Bir de, burası trafiğe kapandı. Biz, aşırı şişman veya ortopedik problemleri olan insanlara da mal satıyoruz. Onlar arabayla gelirlerdi, bu imkân da ortadan kalktı. Bu şekilde de bir iş kaybına uğradık. Şimdi çok zor şartlarda ayakta durmaya çalışıyoruz. İstiklal Caddesi’nde kira bedelleri inanılmaz yükseldi. Biz kilisenin kiracısıyız, kilise bizi iyi kötü idare etti ama şimdi bazı sıkıntılar yaşanıyor. Ne kadar ayakta duracağız, Allah’tan başka kimse bilmiyor.

•          Dükkânda hiçbir şey değiştirmeden devam ediyorsunuz...

Evet, bu dekor 1900’lerin başlarından beri böyle. Zaten böyleymiş, biz de dekoru aynen muhafaza ettik. Ben burayı bu haliyle çok seviyorum. Sırf dükkânı görmek için gelenler oluyor. Burada kapının önünde birkaç saat durun, bakın kaç kişi fotoğrafını çekiyor. Neticede tarihi eser gibi bir yer. Ellemeyi, yıkmayı filan hiç düşünmüyorum. Edebilirsek, aynen devam edeceğiz.
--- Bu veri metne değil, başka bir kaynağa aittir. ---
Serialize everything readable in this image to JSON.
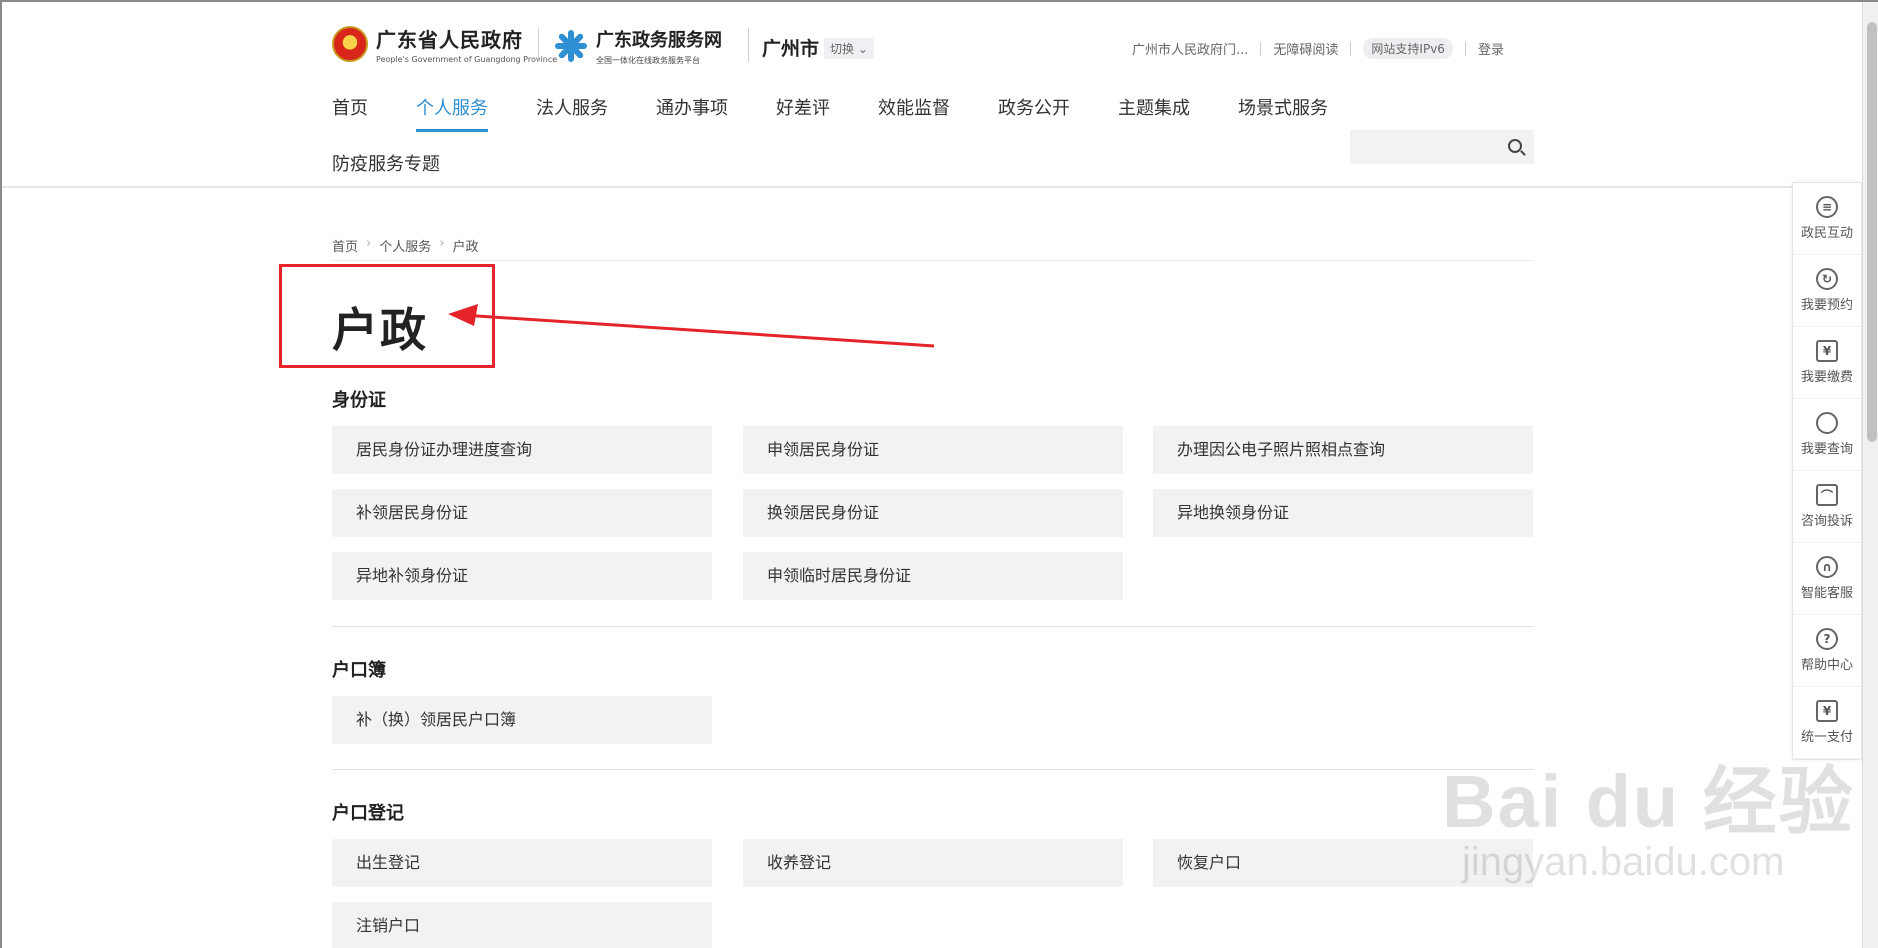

•          Dördüncü kuşak da baba mesleğini sürdürecek mi?

Benim oğlum bilgisayar mühendisi olmaya çalışıyor. Kızım daha çok küçük, ilkokulda. İlerisini bilemiyorum ama bugün ben tek başımayım. Babam çok yaşlandı, 90 yaşında, artık gelmiyor.

•          İnternet sitenizi siz mi hazırladınız?
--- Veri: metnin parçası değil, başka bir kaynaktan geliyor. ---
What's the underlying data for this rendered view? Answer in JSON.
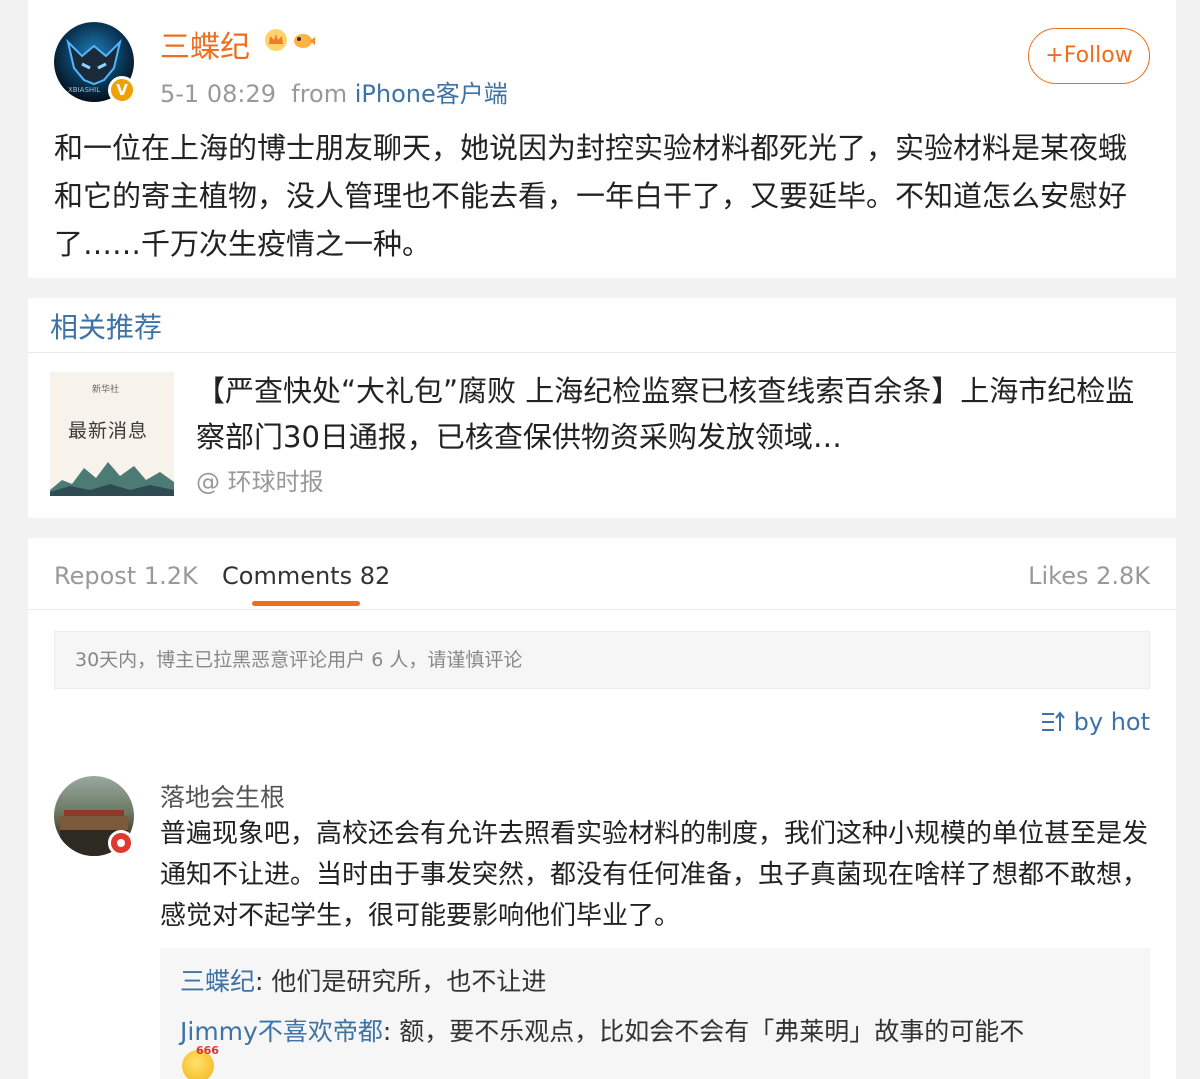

Hayır, yeğenim Reha kurdu. Geliştirmeyi, oradan satış yapmayı da düşünüyor. Yeğenlerim ve oğlum “Artık herkes internetten satıyor, sen niye satmıyorsun?” diyorlardı. Başta biraz direndim ama sonra “Tamam, kurun siteyi, bir göreyim” dedim. Daha çok yeni, çok küçük bir site: www.kelebekkorsemagazasi.com. Ben pek anlamıyorum o işlerden. Ama şimdi yasal bir mecburiyet de var, her işletmenin internet sitesi olması lazım.

•          Burada yaşadıklarınızdan, sizde en çok yer eden anı hangisidir?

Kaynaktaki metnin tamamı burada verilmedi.